Emmanuel and Juliana Bileya | Facebook/Hausa Christians Foundation

A Nigerian Christian pastor who graduated from Calvin Theological Seminary in Michigan was gunned down along with his wife Monday while working on their farm in the Taraba State of Nigeria. The couples leave behind eight children ages 1 to 19.

The Rev. Emmanuel Saba Bileya and his wife, Juliana, who is said to be pregnant, were killed by gunmen who have yet to be identified, according to a statement released by the Hausa Christians Foundation.

“It was an attack on the pastor and his wife on their farm. While they were working on the farm, suddenly armed men came and opened fire on them, leading to the death of the pastor and his wife,” a spokesperson for the state police said in a statement shared by the foundation.

Bileya served as a pastor at a Christian Reformed Church in the Donga local government area. Bileya received a Master of Theology from Calvin in 2014 and served for the last five years at Veenstra Theological Seminary in Donga, according to his LinkedIn profile.

“In what is being noted as systematic direct war against Christianity in Nigeria, pastors, Christian leaders and seminarians are either being kidnapped or killed every week,” the Hausa Christians Foundation statement reads. “Christians in Nigeria have been the target of many attacks by the vicious Boko Haram jihadist Islamist terrorists, herdsmen attacks and many other kidnappings in recent times.”

In a statement released through a spokesperson, Taraba Gov. Darius Ishaku condemned the murder of the pastor and his wife. Ishaku said he sympathizes with the surviving members of Bileya’s family and members of the Christian Reformed Church in Nigeria.

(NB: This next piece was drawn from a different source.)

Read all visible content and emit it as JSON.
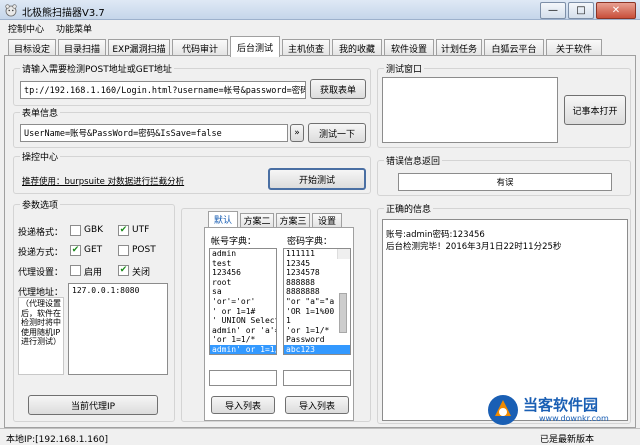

“The killing of the pastor and his wife is wicked and inhuman,” the governor’s statement reads, according to Nigeria’s This Day newspaper. “Killings of this nature have happened too often recently in Southern Taraba communities and this is unhelpful to the ongoing efforts of the government to achieve lasting peace among communities in the area.”

Biyela was a doctoral student at the Robert E. Webber Institute of Worship Studies, a nondenominational graduate school in Jacksonville, Florida.

He enrolled at IWS in 2014 and was in the final stage of his doctoral program. He took a thesis course in 2019.

“It is with a broken heart that IWS announces the deaths of D.W.S. student Emmanuel Bileya, his wife Juliana, and their child in utero, whose name is known only to God,” an IWS statement reads. “Their martyrdom was the result of an ongoing ethnic war in their home country of Nigeria.”

According to IWS, Emmanuel and Juliana will receive Christian burials on Friday.